Clark, Cohen, la carte de presse, et les sénateurs
Daniel Schneidermann - - Le matinaute - 35 commentaires Télécharger la videoTélécharger la version audio
Scène ordinaire de la République.
Le président de France Télévisions parle devant les sénateurs. Croit-on qu'on va évoquer l'avenir de France Télévisions, sa stratégie numérique, la philosophie de ses programmes ? Non. Le point qui intéresse les sénateurs, c'est...une émission sur le Sénat, que vient de diffuser France 3. Rien de bien neuf dans cette émission : les avantages des sénateurs, le confortable salaire des employés du Sénat, etc. Mais les sénateurs n'ont pas aimé. Et puisqu'ils tiennent le patron, là, devant eux, ils ne vont pas se priver de lui faire savoir. Après quoi, peut-être qu'ils examineront un projet de loi sur les conflits d'intérêt.
A propos de cette tendance si humaine à s'approprier son fauteuil, ce numéro du duo Pascale Clark - Patrick Cohen, à propos de la carte de presse de Clark. Et que je te joue les divas offensées en annulant le programme de mon émission, et que je décapite solennellement ma propre carte de presse, avec mes grands ciseaux, devant la caméra (tout est raconté ici, avec vidéo de la scène insoutenable).
Toutes les dérives de l'audiovisuel sont concentrées là. D'abord, évidemment, la question de l'abus des intermittents du spectacle, par l'audiovisuel public. Ce n'est pas la commission de la carte, qui a refusé à Pascale Clark le rectangle de plastique. C'est la direction de France Inter, en la maintenant dans un statut d'intermittente. Qu'est-ce qui justifie que Clark soit encore une intermittente du spectacle ? Rien. Mais il est plus confortable de s'en prendre à une commission anonyme, qu'à sa propre direction. Comme ces journalistes de LCI, voici quelques mois, apprenant que leur chaîne ne passerait pas en clair, avaient agoni d'injures le CSA, plutôt que leur propre direction, responsable de la situation.

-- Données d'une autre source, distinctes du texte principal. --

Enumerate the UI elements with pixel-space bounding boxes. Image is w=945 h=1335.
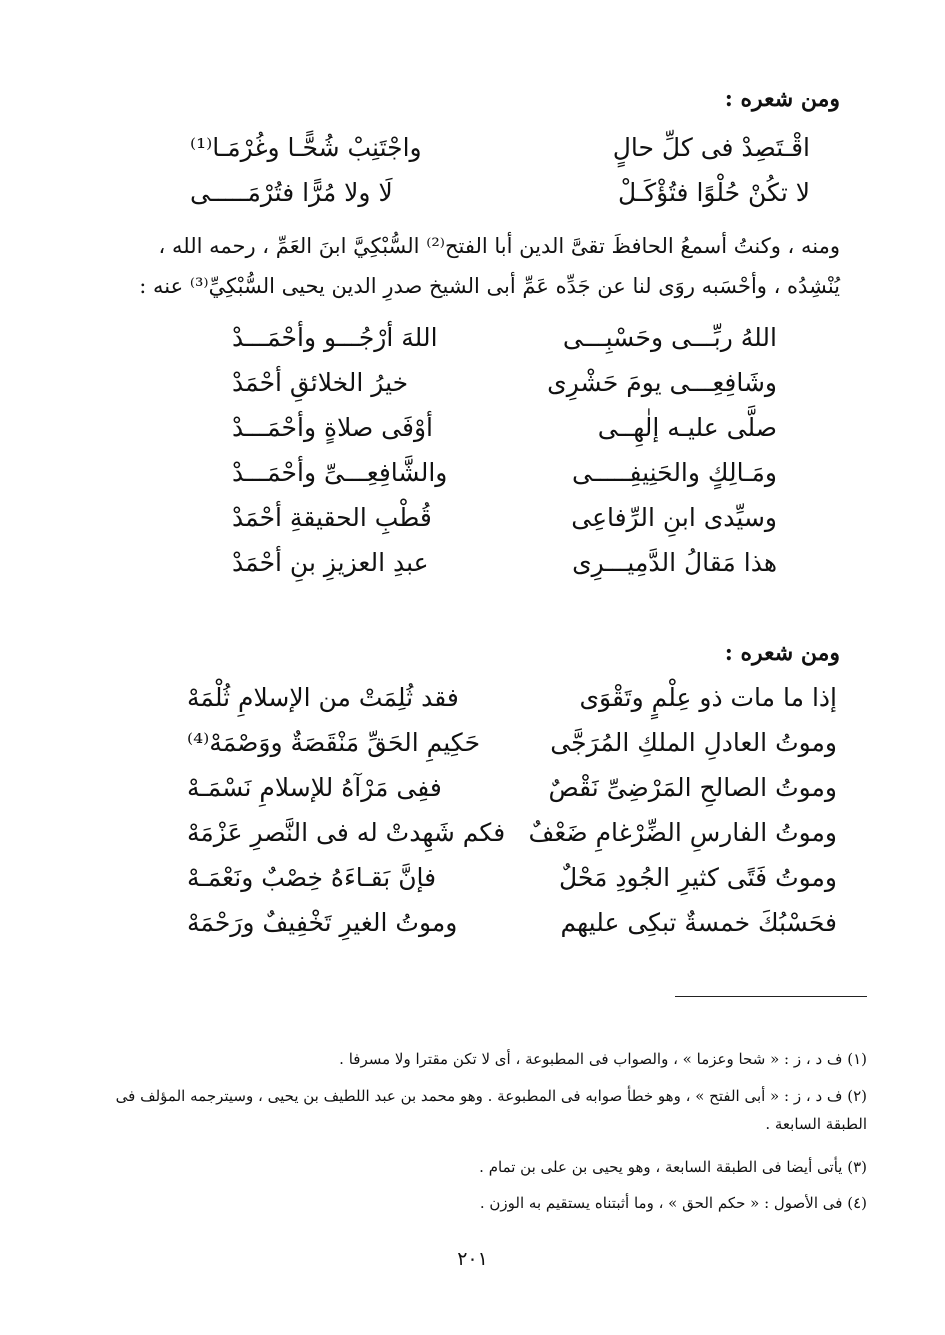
poem3-verse-5 xyxy=(187,863,837,893)
hemistich-first: اللهُ ربِّـــى وحَسْبِـــى xyxy=(562,323,777,352)
page-number: ٢٠١ xyxy=(457,1248,488,1270)
poem3-verse-1 xyxy=(187,683,837,713)
hemistich-first: وشَافِعِـــى يومَ حَشْرِى xyxy=(547,368,777,397)
hemistich-second: وموتُ الغيرِ تَخْفِيفٌ ورَحْمَهْ xyxy=(187,908,458,937)
poem2-verse-3 xyxy=(232,413,777,443)
hemistich-second: قُطْبِ الحقيقةِ أحْمَدْ xyxy=(232,503,432,532)
footnote-separator xyxy=(675,996,867,997)
hemistich-first: اقْـتَصِدْ فى كلِّ حالٍ xyxy=(612,133,810,162)
poem2-verse-2 xyxy=(232,368,777,398)
hemistich-second: عبدِ العزيزِ بنِ أحْمَدْ xyxy=(232,548,429,577)
hemistich-first: هذا مَقالُ الدَّمِيـــرِى xyxy=(572,548,777,577)
hemistich-first: إذا ما مات ذو عِلْمٍ وتَقْوَى xyxy=(579,683,837,712)
hemistich-first: وموتُ الصالحِ المَرْضِىِّ نَقْصٌ xyxy=(548,773,837,802)
hemistich-first: فحَسْبُكَ خمسةٌ تبكِى عليهم xyxy=(560,908,837,937)
intro-line-2: يُنْشِدُه ، وأحْسَبه روَى لنا عن جَدِّه عَمِّ أبى الشيخ صدرِ الدين يحيى السُّبْكِيِّ⁽³⁾ عنه : xyxy=(139,274,840,298)
hemistich-second: واجْتَنِبْ شُحًّـا وغُرْمَـا⁽¹⁾ xyxy=(190,133,422,162)
poem3-verse-4 xyxy=(187,818,837,848)
footnote-4: (٤) فى الأصول : « حكم الحق » ، وما أثبتناه يستقيم به الوزن . xyxy=(479,1194,867,1212)
hemistich-second: والشَّافِعِـــىِّ وأحْمَـــدْ xyxy=(232,458,448,487)
hemistich-first: لا تكُنْ حُلْوًا فتُؤْكَـلْ xyxy=(617,178,810,207)
hemistich-second: لَا ولا مُرًّا فتُرْمَـــــى xyxy=(190,178,393,207)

Mais l'incident pose aussi la question de la multiplication des émissions d'infotainment. Le Grand journal, le Petit journal, C à vous : est-ce du journalisme, ou du divertissement ? On se souvient du débat, amplement traité ici, à propos des collaborateurs de Yann Barthès. N'ayant jamais écouté l'émission de Pascale Clark (le matinaute ne peut pas être aussi un vespernaute, il faut choisir), je ne sais pas si elle est journalistique ou non, et à quel pourcentage. Mais on pourrait aussi poser la question à propos de Patrick Cohen, qu'on voit chaque soir sur France 5, au dîner de C à vous, rire niaisement aux plaisanteries dont il est l'objet. Journalisme ou non ? Soyons juste : il ne fait pas que rire. Il mange, aussi. On le voit mastiquer consciencieusement, pendant que s'expriment les invités. Sa mastication est-elle journalistique ? Sa déglutition porte-t-elle la plume dans la plaie ? Ses discrets renvois éventuels ont-ils pour mission d'éveiller la conscience citoyenne ? Autant de graves questions pour la commission de la carte.